Editoriale

Quando i morti servono a resuscitare i vivi

di Laura Tecce -


Appena muore un personaggio noto – che sia il Papa, un attore di Hollywood, uno stilista o il batterista di una band che nessuno ascoltava più dal ’92 – parte l’olimpiade del cordoglio social. Vip, vippetti e aspiranti tali rovistano negli archivi fotografici con la stessa foga con cui Indiana Jones cercava l’Arca Perduta, alla disperata caccia del selfie in cui il defunto compare sfocato sullo sfondo.

La formula è sempre la stessa: post su Instagram corredato da foto insieme al caro estinto ,“Eravamo molto vicini, anche se quella volta mi aveva solo detto ‘scusi, può spostarsi che devo passare?’” e aneddoto strappalacrime “Ricordo ancora quando mi ha sorriso in ascensore: una connessione unica”.

Se non siete Richard Gere che grazie agli outfit creati da Giorgio Armani per American Gigolo è diventato un sex simbol internazionale – film che peraltro trasformò il brand in leggenda – o se non siete Antonia Dell’Atte, musa storica del più acclamato dei nostri stilisti, per omaggiare una leggenda assoluta della moda, mito universalmente riconosciuto, scomparso ieri, basta un pensiero, una sua foto. La leggenda è lui. Il resto è contorno.

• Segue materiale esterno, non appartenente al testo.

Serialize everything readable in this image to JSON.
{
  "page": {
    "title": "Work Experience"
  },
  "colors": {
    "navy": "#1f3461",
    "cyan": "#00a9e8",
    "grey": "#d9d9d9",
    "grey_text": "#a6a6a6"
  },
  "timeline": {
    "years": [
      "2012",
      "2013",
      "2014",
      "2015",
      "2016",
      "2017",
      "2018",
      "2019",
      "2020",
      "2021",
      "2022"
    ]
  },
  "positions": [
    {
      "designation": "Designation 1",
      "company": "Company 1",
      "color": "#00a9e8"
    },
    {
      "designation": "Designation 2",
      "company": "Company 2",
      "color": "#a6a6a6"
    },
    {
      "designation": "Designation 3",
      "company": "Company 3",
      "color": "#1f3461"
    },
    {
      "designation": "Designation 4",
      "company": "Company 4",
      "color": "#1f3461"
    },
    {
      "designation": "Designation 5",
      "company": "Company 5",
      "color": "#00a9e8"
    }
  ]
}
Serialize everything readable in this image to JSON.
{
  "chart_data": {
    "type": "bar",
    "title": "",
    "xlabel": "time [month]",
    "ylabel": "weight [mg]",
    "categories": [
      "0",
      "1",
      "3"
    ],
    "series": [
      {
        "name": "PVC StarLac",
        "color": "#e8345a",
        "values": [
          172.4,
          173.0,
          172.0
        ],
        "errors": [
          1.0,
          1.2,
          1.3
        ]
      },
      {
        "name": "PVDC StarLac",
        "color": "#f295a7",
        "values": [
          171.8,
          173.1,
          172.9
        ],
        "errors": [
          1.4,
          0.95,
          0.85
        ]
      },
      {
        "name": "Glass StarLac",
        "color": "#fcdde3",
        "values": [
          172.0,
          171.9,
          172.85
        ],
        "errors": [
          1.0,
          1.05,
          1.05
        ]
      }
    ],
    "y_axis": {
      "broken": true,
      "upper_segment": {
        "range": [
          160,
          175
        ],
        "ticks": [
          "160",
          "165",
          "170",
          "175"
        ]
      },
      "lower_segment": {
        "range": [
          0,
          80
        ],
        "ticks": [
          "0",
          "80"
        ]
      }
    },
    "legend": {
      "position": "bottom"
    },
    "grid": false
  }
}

E poi, culmine della beatificazione personale, il posto in chiesa. Non per fede ma per fotogenia: la lacrima che scende proprio mentre la telecamera indugia, la faccia contrita. Dal narcisismo patologico al narcisismo “necrologico”, il passo è breve: perché in fondo il lutto è un palcoscenico e nessuno vuole restare dietro le quinte.